Let's now run that transaction, providing the default emulator-account
address as recipient:
flow transactions send ./transactions/petty-cash/1_publish_recipient.cdc 0xf8d6e0586b0a20c7 --signer foo-emulator
With the Capability published, the recipient can now claim and save it to their account. Before we do, we'll take a look at the claim transaction:
transaction(issuerAddress: Address) {
prepare(signer: AuthAccount) {
// Claim the published Capability
let allowanceCapability = signer.inbox.claim<&{PettyCash.AllowancePublic, FungibleToken.Provider}>("FlowTokenAllowance", provider: issuerAddress)
?? panic("No Allowance Capability to claim")
// Create a new Recipient to store the claimed Capability & save in storage
let newRecipient: @PettyCash.Recipient <- PettyCash.createNewRecipient(sourceAllowance: allowanceCapability)
signer.save(<-newRecipient, to: PettyCash.RecipientStoragePath)
}
}
The relevant line is:
signer.inbox.claim<&{PettyCash.AllowancePublic, FungibleToken.Provider}>("FlowTokenAllowance", provider: issuerAddress)
Where the signer calls on their inbox to claim the typed Capability from the listed provider under the given name. The
rest of the transaction above sticks the claimed Capability in a Recipient
resource and saves it to storage.
So let's run this transaction before finally withdrawing the allowed funds.
flow transactions send ./transactions/petty-cash/2_claim_and_configure_recipient.cdc 0x045a1763c93006ca
ℹ️ Since we're using Emulator, we don't need to list a signer as
emulator-account
is the default signer for our local network.
Checking out emulator-account
on
Flowview, we see that the
Recipient
has been configured.
Finally, we can withdraw allowed funds via the configured Recipient
in emulator-account
. In this transaction, the
funds will be withrawn from foo-emulator
's FLOW vault - the same one used to pay for transactions and rent storage.
However, access via the Recipient
is gated by the logic defined in PettyCash
, meaning the withdrawal limit cannot
exceed that set in Allowance
.
In fact, we can try to withdraw over the limit we set previously and watch the transaction fail.
flow transactions send ./transactions/petty-cash/3_withdraw_allowance_from_recipient.cdc 5.1
error: pre-condition failed: Cannot withdraw more than the allowance limit
--> 045a1763c93006ca.PettyCash:59:16
|
59 | self.withdrawn + amount <= self.limit: "Cannot withdraw more than the allowance limit"
|
So let's withdraw the known limit of 5.0 FLOW:
flow transactions send ./transactions/petty-cash/3_withdraw_allowance_from_recipient.cdc 5.0
Try to withdraw again, and you'll see that the transaction fails because we've reached the withdrawal limit.

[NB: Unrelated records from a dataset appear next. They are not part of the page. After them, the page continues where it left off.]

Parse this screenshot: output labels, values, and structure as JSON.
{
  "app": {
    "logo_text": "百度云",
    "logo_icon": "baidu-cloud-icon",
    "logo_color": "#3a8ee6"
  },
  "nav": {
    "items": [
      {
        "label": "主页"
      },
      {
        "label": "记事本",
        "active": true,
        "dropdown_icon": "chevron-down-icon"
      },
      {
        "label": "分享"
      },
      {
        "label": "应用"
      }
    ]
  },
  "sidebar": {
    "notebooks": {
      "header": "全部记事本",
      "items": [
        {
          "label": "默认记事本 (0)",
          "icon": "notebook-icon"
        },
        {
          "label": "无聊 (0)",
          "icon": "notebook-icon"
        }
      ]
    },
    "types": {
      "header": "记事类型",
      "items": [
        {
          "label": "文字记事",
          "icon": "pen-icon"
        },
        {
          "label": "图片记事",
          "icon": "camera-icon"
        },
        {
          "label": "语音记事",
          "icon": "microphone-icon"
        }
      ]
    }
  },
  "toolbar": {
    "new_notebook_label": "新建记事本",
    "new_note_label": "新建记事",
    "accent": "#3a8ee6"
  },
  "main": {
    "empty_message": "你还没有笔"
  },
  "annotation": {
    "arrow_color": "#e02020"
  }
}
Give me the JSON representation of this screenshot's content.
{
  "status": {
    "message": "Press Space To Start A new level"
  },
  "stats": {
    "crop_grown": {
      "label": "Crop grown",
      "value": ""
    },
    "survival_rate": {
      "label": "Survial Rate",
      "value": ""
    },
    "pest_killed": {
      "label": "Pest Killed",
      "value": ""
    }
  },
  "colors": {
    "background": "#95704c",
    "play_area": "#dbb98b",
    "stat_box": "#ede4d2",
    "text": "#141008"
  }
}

ℹ️ For more info on account linking, check out Flow's Account Linking home page
Capabilities enable access to a set of functionality on those objects they target. However, Capabilities are not limitted to targetting resources, but can also target account objects themselves.

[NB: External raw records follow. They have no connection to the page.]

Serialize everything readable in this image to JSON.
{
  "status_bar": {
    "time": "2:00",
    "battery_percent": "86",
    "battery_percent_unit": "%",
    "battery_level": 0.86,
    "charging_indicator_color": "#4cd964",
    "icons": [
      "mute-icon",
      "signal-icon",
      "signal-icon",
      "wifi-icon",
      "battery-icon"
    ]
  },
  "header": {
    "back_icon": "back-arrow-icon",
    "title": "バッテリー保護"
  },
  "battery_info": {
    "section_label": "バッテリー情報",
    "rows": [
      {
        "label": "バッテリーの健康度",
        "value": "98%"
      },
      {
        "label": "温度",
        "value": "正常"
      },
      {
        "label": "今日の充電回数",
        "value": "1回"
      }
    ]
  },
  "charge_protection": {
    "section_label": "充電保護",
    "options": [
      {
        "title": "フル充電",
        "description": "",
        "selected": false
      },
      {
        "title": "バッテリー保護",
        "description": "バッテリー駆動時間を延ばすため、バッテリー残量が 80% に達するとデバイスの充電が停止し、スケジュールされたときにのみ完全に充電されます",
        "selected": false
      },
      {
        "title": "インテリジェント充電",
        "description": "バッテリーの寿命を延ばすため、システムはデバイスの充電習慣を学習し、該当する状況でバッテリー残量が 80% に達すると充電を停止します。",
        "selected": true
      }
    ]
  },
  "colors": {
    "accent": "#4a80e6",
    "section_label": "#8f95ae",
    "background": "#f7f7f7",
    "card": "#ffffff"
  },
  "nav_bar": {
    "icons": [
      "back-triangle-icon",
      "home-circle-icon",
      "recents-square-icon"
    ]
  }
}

This means there are two ways to access accounts in Flow. You can either custody a key for the account you're trying to access and sign transactions authorizing you to access the account object and its contents or you can access the account via a Capability.
Account access via Capabilities opens the door to all sorts of unique applications. Accounts can store Capabilities on other accounts, enabling a network of linked accounts. Or, think of a contract that creates any number of accounts and maintains access to those accounts via Capabilities. Alternatively, we can have onchain equivalents of multisig schemes, allowing us to assign role-based access or time-restricted or other conditional logic.